C'est ma femme ça, c'est une vraie G / Faut pas la faire chier (ouais j'sais d'quoi j'parle) / J'lui avais jamais écrit une chanson, l'amour, ça s'explique pas en deux couplets, nan / Toi et moi, ça marche comme wahed-zouj, j't'aime encore plus que le Maredsous / J'espère que nos enfants te ressembleront et qu'ils rapperont sale comme leur putain d'père / J'ai craché assez d'flammes, à part vieillir avec qu'elle, je veux plus rien faire / Je l'aime et je sais qu'elle le sait”
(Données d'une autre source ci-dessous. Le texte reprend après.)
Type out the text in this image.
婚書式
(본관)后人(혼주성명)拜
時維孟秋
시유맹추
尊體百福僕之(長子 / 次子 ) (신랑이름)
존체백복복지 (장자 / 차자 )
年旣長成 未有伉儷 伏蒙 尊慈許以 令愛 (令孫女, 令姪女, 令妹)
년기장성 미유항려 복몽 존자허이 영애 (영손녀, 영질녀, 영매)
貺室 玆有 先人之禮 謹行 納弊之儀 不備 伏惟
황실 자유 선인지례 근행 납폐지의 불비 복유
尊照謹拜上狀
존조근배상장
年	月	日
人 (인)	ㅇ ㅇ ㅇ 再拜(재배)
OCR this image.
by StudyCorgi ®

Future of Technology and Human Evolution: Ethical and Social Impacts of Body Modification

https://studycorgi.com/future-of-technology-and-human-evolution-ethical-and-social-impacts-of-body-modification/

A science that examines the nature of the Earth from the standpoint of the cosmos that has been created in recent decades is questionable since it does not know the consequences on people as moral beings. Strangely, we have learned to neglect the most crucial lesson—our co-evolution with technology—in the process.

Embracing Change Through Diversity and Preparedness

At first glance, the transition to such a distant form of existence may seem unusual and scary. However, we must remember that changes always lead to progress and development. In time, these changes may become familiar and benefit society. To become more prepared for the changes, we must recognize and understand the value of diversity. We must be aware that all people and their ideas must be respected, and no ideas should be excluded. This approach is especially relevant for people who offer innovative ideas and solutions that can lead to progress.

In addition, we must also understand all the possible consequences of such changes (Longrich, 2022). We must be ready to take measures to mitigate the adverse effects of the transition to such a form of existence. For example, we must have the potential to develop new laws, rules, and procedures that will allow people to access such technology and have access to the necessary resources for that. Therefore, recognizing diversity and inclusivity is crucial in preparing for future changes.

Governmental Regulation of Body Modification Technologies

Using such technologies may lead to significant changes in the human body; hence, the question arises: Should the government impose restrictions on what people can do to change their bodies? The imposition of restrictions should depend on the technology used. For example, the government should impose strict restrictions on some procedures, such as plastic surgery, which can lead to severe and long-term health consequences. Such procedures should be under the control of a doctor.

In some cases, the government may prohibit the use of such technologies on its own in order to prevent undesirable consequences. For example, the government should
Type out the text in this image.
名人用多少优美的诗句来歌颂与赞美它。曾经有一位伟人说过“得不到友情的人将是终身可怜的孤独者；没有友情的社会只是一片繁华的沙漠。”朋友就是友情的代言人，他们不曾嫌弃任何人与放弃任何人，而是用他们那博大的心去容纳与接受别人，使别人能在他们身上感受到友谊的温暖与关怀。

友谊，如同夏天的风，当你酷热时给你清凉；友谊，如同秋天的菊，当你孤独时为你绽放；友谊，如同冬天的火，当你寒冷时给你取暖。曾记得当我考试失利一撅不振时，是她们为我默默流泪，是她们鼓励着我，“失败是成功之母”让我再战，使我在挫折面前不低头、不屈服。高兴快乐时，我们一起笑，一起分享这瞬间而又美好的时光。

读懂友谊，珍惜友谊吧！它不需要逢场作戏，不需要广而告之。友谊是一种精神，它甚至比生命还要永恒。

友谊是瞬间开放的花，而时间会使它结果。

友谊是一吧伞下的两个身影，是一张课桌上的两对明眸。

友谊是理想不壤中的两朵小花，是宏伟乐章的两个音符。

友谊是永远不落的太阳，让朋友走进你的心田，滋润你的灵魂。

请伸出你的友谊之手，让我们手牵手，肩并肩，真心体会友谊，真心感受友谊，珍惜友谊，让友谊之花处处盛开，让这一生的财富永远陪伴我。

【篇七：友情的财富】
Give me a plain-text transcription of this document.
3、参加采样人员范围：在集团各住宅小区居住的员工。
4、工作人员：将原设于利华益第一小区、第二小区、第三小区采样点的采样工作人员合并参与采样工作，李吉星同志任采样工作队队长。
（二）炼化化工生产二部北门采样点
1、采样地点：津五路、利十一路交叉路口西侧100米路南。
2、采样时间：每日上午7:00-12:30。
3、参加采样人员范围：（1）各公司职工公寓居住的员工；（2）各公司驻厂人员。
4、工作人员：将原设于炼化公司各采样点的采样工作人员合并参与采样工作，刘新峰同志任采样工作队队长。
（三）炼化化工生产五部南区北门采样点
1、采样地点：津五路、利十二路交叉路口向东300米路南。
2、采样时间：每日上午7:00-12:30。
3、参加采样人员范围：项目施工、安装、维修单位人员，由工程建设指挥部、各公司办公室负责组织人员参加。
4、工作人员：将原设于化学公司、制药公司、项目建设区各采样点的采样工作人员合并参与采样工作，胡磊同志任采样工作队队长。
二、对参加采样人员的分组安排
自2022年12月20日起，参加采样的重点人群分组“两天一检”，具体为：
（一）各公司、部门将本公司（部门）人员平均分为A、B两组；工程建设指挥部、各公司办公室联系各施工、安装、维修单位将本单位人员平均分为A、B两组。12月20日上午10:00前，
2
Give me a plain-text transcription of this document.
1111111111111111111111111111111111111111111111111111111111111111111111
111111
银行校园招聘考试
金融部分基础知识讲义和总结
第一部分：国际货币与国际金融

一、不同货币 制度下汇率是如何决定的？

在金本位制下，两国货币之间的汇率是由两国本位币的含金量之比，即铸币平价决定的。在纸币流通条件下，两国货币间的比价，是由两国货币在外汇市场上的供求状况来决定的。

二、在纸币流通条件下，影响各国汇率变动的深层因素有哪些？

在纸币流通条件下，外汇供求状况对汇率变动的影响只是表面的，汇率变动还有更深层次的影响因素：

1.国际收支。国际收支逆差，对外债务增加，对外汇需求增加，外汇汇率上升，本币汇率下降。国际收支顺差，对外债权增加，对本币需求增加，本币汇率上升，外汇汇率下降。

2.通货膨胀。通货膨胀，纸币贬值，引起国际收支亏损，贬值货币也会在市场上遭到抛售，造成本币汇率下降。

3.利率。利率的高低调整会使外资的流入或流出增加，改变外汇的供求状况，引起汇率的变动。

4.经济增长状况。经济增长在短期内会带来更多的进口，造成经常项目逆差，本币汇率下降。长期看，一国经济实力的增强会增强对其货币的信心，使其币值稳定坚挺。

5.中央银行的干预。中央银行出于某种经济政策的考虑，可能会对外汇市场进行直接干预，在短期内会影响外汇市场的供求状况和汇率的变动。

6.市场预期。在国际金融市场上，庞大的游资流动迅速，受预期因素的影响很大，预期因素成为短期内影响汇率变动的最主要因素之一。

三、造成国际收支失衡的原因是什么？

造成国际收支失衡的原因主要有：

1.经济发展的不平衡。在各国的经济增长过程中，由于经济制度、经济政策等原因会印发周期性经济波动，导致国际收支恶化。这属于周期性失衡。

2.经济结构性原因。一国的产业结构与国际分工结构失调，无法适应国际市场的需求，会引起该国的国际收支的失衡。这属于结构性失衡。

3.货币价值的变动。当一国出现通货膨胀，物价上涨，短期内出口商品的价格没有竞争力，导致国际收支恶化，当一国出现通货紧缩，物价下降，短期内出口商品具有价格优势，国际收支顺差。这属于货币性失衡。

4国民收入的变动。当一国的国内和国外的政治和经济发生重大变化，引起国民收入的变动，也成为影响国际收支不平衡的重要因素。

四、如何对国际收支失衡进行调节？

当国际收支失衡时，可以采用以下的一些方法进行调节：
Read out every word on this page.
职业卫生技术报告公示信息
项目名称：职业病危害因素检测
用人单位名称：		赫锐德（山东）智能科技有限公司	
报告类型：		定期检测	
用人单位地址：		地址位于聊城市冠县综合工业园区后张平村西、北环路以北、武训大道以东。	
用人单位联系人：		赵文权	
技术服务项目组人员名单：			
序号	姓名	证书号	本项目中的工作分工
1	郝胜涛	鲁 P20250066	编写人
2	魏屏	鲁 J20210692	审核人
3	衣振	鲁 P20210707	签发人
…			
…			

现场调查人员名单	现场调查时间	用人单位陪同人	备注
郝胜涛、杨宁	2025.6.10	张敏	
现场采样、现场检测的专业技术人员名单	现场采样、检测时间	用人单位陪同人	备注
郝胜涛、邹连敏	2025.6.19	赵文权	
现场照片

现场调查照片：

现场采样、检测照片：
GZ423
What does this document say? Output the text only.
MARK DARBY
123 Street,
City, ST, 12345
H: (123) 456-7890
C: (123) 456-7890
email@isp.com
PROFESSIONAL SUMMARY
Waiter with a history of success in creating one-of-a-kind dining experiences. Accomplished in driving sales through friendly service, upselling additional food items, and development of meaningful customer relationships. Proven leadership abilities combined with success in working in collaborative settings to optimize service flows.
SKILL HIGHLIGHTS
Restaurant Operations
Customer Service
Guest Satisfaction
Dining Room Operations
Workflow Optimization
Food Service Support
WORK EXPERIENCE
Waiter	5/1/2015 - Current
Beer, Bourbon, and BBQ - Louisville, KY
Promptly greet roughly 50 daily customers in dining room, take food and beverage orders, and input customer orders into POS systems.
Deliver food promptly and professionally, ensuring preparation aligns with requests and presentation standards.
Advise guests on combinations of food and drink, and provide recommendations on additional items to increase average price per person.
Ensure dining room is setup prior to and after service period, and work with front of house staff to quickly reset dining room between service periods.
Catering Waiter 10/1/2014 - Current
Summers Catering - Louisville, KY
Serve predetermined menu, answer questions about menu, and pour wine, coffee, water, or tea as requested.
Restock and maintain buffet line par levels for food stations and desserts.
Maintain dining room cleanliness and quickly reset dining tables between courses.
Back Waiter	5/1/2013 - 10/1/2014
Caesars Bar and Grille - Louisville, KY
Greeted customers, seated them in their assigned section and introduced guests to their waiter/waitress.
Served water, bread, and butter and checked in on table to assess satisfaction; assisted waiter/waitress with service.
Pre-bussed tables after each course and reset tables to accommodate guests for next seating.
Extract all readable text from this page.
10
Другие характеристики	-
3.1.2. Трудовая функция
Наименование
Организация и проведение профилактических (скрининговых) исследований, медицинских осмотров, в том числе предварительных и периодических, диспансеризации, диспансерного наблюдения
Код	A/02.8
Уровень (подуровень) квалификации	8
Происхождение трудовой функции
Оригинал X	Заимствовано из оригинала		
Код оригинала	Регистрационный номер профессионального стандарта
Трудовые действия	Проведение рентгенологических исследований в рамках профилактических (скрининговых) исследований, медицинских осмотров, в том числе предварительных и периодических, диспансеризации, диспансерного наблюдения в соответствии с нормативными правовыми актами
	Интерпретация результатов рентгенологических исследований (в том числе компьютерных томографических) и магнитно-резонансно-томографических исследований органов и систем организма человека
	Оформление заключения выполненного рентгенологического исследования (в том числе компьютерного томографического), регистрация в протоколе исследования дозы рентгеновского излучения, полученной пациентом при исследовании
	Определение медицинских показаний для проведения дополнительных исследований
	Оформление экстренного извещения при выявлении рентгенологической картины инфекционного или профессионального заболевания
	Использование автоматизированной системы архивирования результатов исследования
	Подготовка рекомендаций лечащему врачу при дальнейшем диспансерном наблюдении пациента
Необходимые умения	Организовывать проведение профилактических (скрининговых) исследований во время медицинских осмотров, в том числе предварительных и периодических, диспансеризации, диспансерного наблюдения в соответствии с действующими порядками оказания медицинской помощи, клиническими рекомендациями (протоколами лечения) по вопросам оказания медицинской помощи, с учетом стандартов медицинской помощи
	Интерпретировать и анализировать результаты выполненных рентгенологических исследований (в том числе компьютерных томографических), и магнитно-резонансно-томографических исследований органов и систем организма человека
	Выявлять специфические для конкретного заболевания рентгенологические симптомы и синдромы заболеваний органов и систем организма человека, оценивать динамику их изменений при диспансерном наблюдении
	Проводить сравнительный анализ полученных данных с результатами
Dans Déconseillé, JeanJass fait de la prévention pour la jeunesse qui l’écoute, sans oublier d’être amusant pour autant, loin d’un manichéisme à la con, grâce à un message préventif sur son mode de vie (la fumette, le manque de sommeil, etc.). Il conclue avec Classico, le dernier titre de l’album, JeanJass ressasse le spleen artistique et existentialiste : “J'en profitе, il en faut peu pour que tout cеsse / J'y pense quand je suis tout seul / Le doute s'installe en douceur / J'espère au moins durer jusqu'à l'iPhone 12S / Enfin tu m'as compris, quand j'imagine l'avenir, putain, qu'est-c'que c'est nul / Bientôt trente ans, je suis presque sénile / Maman me dit qu'je suis encore jeune et con”. Le disque se clôture évidemment par les trois coups de sifflet de l’arbitre, mettant un terme à ce Classico plein de hat trick de son auteur.


Bilan global :

Caballero comme JeanJass, OSO comme Hat Trick, étonnent, détonnent, surprennent et divertissent avec une qualité qu’on ne soupçonne pas au prime abord, le côté cool et détendu du duo n’aspirant pas forcément la contemplation qu’on peut avoir pour d’autres rappeurs techniques ou importants. Pourtant ils le sont, forts et précis, simples et efficaces, dans une double-galette non seulement réussie mais aussi donnant du grain à moudre à ceux qui ont dormi sur les deux artistes. Caba et JJ, c’est de la frappe, au moins aussi pure que ce qu’ils fument. En plus de ça, c’est des vrais rappeurs, qui kickent sur des excellentes instrus, en plus de top-liner et de faire de la musique actuelle et pointue. Ça fait simplement plaisir d’entendre de la musique rappée pareille, d’une géniale efficacité. Et comme le dit si bien PLK au début d’OSO : “l'rap, ça sauve des vies”. Alors faites-vous vacciner (avec une double-dose).